The brand persisted, using waitlists, sell-outs and social proof to build its case.
“With a foundation of scientific credibility from our hormone testing and a deep understanding of women’s health, we showed Chemist Warehouse that we weren’t just another brand,” she said. “We were a movement, and we were ready to meet women where they were: on shelf, on trend and on their terms.”
The TikTok effect
While some brands pay for influence, Eve earned it. The brand’s growth has been catalysed by viral TikTok moments, most notably around its now cult-favourite product, Blood Sugar Babe.
“Honestly? It evolved organically,” Thorne admitted.
“Our early growth came from women telling other women that Eve’s products actually work. We’ve always prioritised clinical doses, transparency and education, so the results were real, and that naturally created a wave of word of mouth and community,” she added.
That trust turned into traction, and traction into advocacy.
“While virality wasn’t the goal, community always was,” Thorne reinforced.
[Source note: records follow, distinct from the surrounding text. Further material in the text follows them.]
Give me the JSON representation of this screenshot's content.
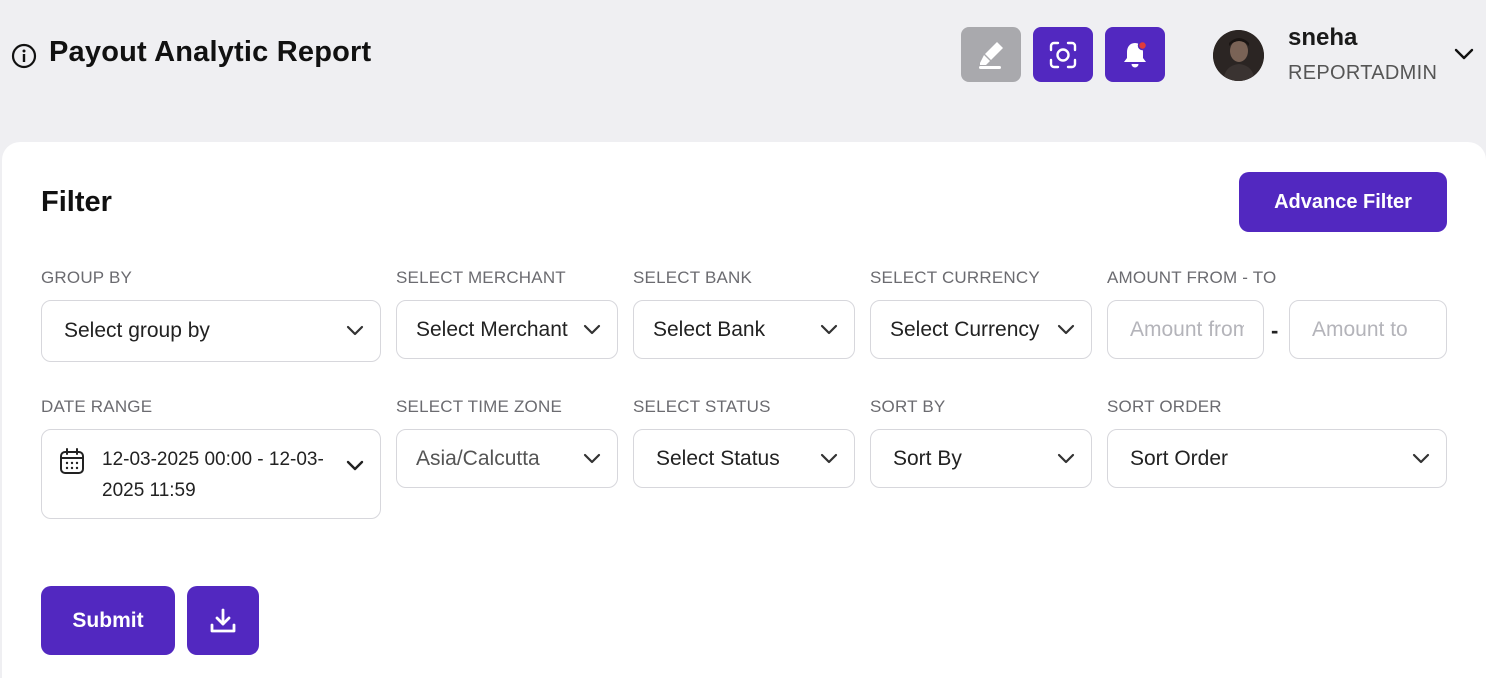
{
  "header": {
    "title": "Payout Analytic Report",
    "icons": {
      "info": "info-icon",
      "highlighter": "highlighter-icon",
      "scan": "screen-capture-icon",
      "bell": "notification-bell-icon"
    },
    "user": {
      "name": "sneha",
      "role": "REPORTADMIN"
    }
  },
  "filter": {
    "title": "Filter",
    "advance_filter_label": "Advance Filter",
    "group_by": {
      "label": "GROUP BY",
      "value": "Select group by"
    },
    "merchant": {
      "label": "SELECT MERCHANT",
      "value": "Select Merchant"
    },
    "bank": {
      "label": "SELECT BANK",
      "value": "Select Bank"
    },
    "currency": {
      "label": "SELECT CURRENCY",
      "value": "Select Currency"
    },
    "amount": {
      "label": "AMOUNT FROM - TO",
      "from_placeholder": "Amount from",
      "to_placeholder": "Amount to",
      "separator": "-"
    },
    "date_range": {
      "label": "DATE RANGE",
      "value": "12-03-2025 00:00 - 12-03-2025 11:59"
    },
    "time_zone": {
      "label": "SELECT TIME ZONE",
      "value": "Asia/Calcutta"
    },
    "status": {
      "label": "SELECT STATUS",
      "value": "Select Status"
    },
    "sort_by": {
      "label": "SORT BY",
      "value": "Sort By"
    },
    "sort_order": {
      "label": "SORT ORDER",
      "value": "Sort Order"
    },
    "submit_label": "Submit"
  },
  "colors": {
    "accent": "#5228c0",
    "background": "#efeff2",
    "disabled_button": "#a9a9ad"
  }
}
Eve’s colourful branding and playfully named products certainly stand out on the shelves of Chemist Warehouse, and as Thorne alludes, that’s no accident.
“There are three big things that help us stand out: staying true to our mission, backing everything with science and refusing to stand still,” she said.
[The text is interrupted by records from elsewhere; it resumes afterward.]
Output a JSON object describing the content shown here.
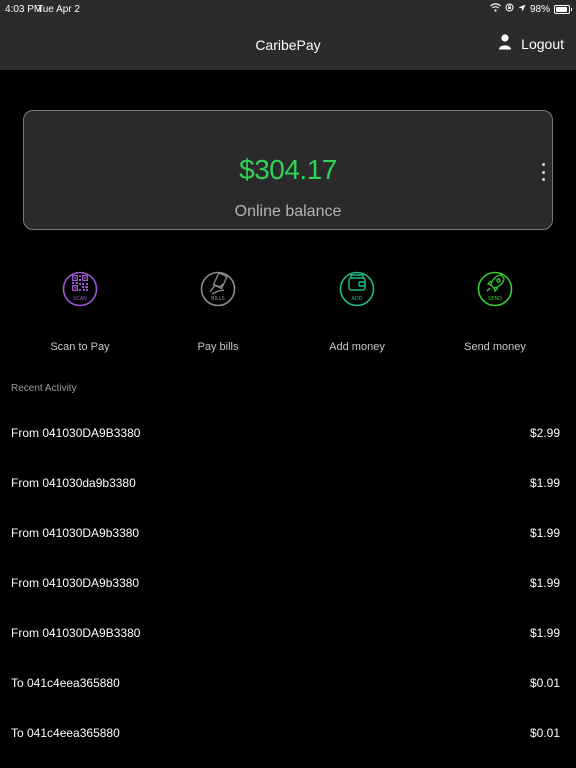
{
  "status": {
    "time": "4:03 PM",
    "date": "Tue Apr 2",
    "battery": "98%"
  },
  "nav": {
    "title": "CaribePay",
    "logout_label": "Logout"
  },
  "balance": {
    "amount": "$304.17",
    "label": "Online balance"
  },
  "actions": [
    {
      "label": "Scan to Pay",
      "badge": "SCAN",
      "icon": "qr-code-icon",
      "color": "#9b59d0"
    },
    {
      "label": "Pay bills",
      "badge": "BILLS",
      "icon": "bill-hand-icon",
      "color": "#8e8e8e"
    },
    {
      "label": "Add money",
      "badge": "ADD",
      "icon": "wallet-icon",
      "color": "#1fb889"
    },
    {
      "label": "Send money",
      "badge": "SEND",
      "icon": "rocket-icon",
      "color": "#33d033"
    }
  ],
  "recent": {
    "title": "Recent Activity",
    "items": [
      {
        "description": "From 041030DA9B3380",
        "amount": "$2.99"
      },
      {
        "description": "From 041030da9b3380",
        "amount": "$1.99"
      },
      {
        "description": "From 041030DA9b3380",
        "amount": "$1.99"
      },
      {
        "description": "From 041030DA9b3380",
        "amount": "$1.99"
      },
      {
        "description": "From 041030DA9B3380",
        "amount": "$1.99"
      },
      {
        "description": "To 041c4eea365880",
        "amount": "$0.01"
      },
      {
        "description": "To 041c4eea365880",
        "amount": "$0.01"
      }
    ]
  },
  "colors": {
    "background": "#000000",
    "bar": "#2b2b2b",
    "card": "#2a2a2a",
    "balance_green": "#30d158"
  }
}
Names like Period Pal and Take Me With The Pill aren’t just catchy; however, they’re clear, approachable and deeply intentional.
“They’re playful, but they also tell you exactly what they do. And our colourful jars. They’re designed to sit proudly on your shelf, not be tucked away. That visibility matters to today’s customer, and we take that seriously,” she said.
Lessons for retailers and challenger brands
Eve’s trajectory holds several lessons for both emerging wellness brands and more established FMCG players:
Start with real consumer insight: Eve’s testing arm created a feedback loop that made product-market fit almost inevitable.
Design with intent: Bold packaging and intuitive names don’t just catch eyes but convert shoppers in seconds.
Build before you broadcast: Organic growth and authentic community connections laid the groundwork for scalable, sustainable virality.
Use DTC as proof-of-concept: E-commerce gave Eve leverage with retailers, showcasing demand with data.
As Eve Wellness proves, category disruption doesn’t always come from big spend or extravagant tech.
“We’ve grown up a lot as a brand, and we’re so proud of every part of the journey – the wins, the lessons, and the messy middle, too,” Thorne concluded.